Одиночество у Лермонтова всегда безысходно. Это важно не упустить. Ведь само по себе уединение не так и страшно. Более того, мы знаем, что отцы-пустынники специально уединялись для духовных упражнений, для более полного единения с Творцом. Греховно в одиночестве уныние. Такое уединение безблагодатно. Не таким ли состоянием поэта объясняется появление в его стихах странного образа одинокого "властелина неба", с которым поэт себя сопоставляет. Кто это? У Лермонтова это, скорее, демон, что можно вывести из сопоставления со всем образным строем лермонтовской поэзии, где именно дух зла символизирует абсолютно одинокое начало. И всё же недоумение остаётся: ведь демон — властелин преисподней, а не неба. У Лермонтова порою встречаются такие неопределенные, туманные образы (что отмечал ещё Белинский).
Лермонтов ощущает себя одиноким и во времени. Он не видит отрады в памяти о прошедшем, но ещё более страшится будущего.
Гляжу на будущность с боязнью,Гляжу на прошлое с тоскойИ, как преступник перед казнью,Ищу кругом души родной…
(1838)
Лермонтов отдал несомненную дань романтизму и не избыл его полностью в своей поэзии. Только романтиком он оказался своеобразным: и прошлого не жаловал, и на будущее не уповал, как видим. Он близок был в этом Байрону, который тоже порой чересчур мрачно смотрел на жизнь. Недаром же имя английского поэта встречается время от времени в лермонтовских стихах.
У Лермонтова всегда больше горечи, с кем его ни сравнить.

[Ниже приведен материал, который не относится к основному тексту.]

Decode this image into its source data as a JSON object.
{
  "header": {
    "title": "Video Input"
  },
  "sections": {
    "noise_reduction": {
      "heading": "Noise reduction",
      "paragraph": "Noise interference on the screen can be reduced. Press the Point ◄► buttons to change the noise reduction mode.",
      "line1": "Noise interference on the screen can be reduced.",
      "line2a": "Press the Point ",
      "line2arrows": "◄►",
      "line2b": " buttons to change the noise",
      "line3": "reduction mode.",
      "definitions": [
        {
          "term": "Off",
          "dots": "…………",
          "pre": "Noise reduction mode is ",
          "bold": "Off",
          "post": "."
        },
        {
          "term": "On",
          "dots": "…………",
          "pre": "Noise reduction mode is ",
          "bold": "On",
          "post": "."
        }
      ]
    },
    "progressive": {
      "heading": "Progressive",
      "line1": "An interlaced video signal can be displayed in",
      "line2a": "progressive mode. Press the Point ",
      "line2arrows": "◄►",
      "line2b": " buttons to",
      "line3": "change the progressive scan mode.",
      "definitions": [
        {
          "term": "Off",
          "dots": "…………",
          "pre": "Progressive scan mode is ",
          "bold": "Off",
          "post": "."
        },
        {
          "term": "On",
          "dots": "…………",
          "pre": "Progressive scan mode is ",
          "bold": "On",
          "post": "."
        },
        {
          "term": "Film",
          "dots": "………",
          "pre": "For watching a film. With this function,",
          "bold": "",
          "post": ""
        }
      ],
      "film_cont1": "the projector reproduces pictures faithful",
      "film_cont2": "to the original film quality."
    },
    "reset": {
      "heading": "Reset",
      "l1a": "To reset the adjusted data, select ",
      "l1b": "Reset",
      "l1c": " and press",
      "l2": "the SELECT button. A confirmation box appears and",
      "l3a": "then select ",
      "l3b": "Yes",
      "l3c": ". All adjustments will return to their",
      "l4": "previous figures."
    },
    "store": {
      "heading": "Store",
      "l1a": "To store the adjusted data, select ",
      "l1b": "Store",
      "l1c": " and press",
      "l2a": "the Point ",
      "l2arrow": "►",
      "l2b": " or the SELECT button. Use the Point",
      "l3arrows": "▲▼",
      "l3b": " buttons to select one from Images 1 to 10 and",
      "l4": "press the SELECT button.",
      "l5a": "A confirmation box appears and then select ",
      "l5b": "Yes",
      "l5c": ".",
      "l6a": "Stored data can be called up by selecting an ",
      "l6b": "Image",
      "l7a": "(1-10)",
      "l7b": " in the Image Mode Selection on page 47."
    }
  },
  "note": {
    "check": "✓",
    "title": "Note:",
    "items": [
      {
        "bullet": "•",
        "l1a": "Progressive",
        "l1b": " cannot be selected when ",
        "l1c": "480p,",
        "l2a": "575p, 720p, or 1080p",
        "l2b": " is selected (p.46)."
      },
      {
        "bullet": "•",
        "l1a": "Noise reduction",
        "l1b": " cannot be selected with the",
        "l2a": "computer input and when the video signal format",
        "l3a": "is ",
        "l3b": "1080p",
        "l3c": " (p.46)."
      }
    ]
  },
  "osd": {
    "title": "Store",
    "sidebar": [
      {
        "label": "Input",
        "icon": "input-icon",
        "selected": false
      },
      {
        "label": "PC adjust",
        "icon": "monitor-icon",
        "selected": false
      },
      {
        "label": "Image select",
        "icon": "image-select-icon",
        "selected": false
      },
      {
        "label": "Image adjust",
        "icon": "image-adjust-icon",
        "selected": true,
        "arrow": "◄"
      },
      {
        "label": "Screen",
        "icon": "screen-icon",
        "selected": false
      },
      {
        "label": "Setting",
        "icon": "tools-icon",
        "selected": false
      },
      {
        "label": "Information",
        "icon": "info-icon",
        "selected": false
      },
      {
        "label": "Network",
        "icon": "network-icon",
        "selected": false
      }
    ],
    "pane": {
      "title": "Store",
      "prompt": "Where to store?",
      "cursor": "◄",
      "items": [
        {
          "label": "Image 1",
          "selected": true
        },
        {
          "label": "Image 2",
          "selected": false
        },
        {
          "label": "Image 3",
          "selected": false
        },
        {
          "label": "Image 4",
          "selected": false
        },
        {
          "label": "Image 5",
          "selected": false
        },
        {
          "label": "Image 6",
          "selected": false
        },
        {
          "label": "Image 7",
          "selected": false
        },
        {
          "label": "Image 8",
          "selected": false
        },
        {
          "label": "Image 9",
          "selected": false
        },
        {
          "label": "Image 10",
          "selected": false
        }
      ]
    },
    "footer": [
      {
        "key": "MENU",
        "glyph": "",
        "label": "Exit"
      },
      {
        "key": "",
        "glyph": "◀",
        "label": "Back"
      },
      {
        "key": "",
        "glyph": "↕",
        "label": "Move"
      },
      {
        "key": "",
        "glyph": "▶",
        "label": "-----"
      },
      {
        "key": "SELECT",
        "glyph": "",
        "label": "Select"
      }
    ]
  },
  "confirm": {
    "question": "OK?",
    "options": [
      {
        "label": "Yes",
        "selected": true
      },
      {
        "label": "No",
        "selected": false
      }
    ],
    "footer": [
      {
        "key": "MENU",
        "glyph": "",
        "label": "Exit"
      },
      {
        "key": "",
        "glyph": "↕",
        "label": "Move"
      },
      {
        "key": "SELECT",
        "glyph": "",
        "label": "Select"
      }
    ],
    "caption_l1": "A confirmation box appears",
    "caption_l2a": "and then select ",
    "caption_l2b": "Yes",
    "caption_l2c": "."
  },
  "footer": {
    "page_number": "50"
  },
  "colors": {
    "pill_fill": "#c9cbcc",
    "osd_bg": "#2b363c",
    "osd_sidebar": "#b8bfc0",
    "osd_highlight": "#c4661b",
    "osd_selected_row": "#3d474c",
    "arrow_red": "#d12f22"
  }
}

Больше безнадёжности. Он опускается до глубочайших глубин безверия, бросая упрёк в своих муках не кому иному, как Творцу. И гордыня поэта — не сокрытая змея (как, помним, у Пушкина), она слишком на виду. Одна и та же страсть жжёт его и при начале и под конец недолгой жизни. И часто сквозь гордыню проступает то, к чему она близка, особенно в романтизме подобного толка, — это тяготение к богоборчеству. В Творце поэт усматривает некую силу, не позволяющую мрачному гордецу осуществить именно его собственную волю.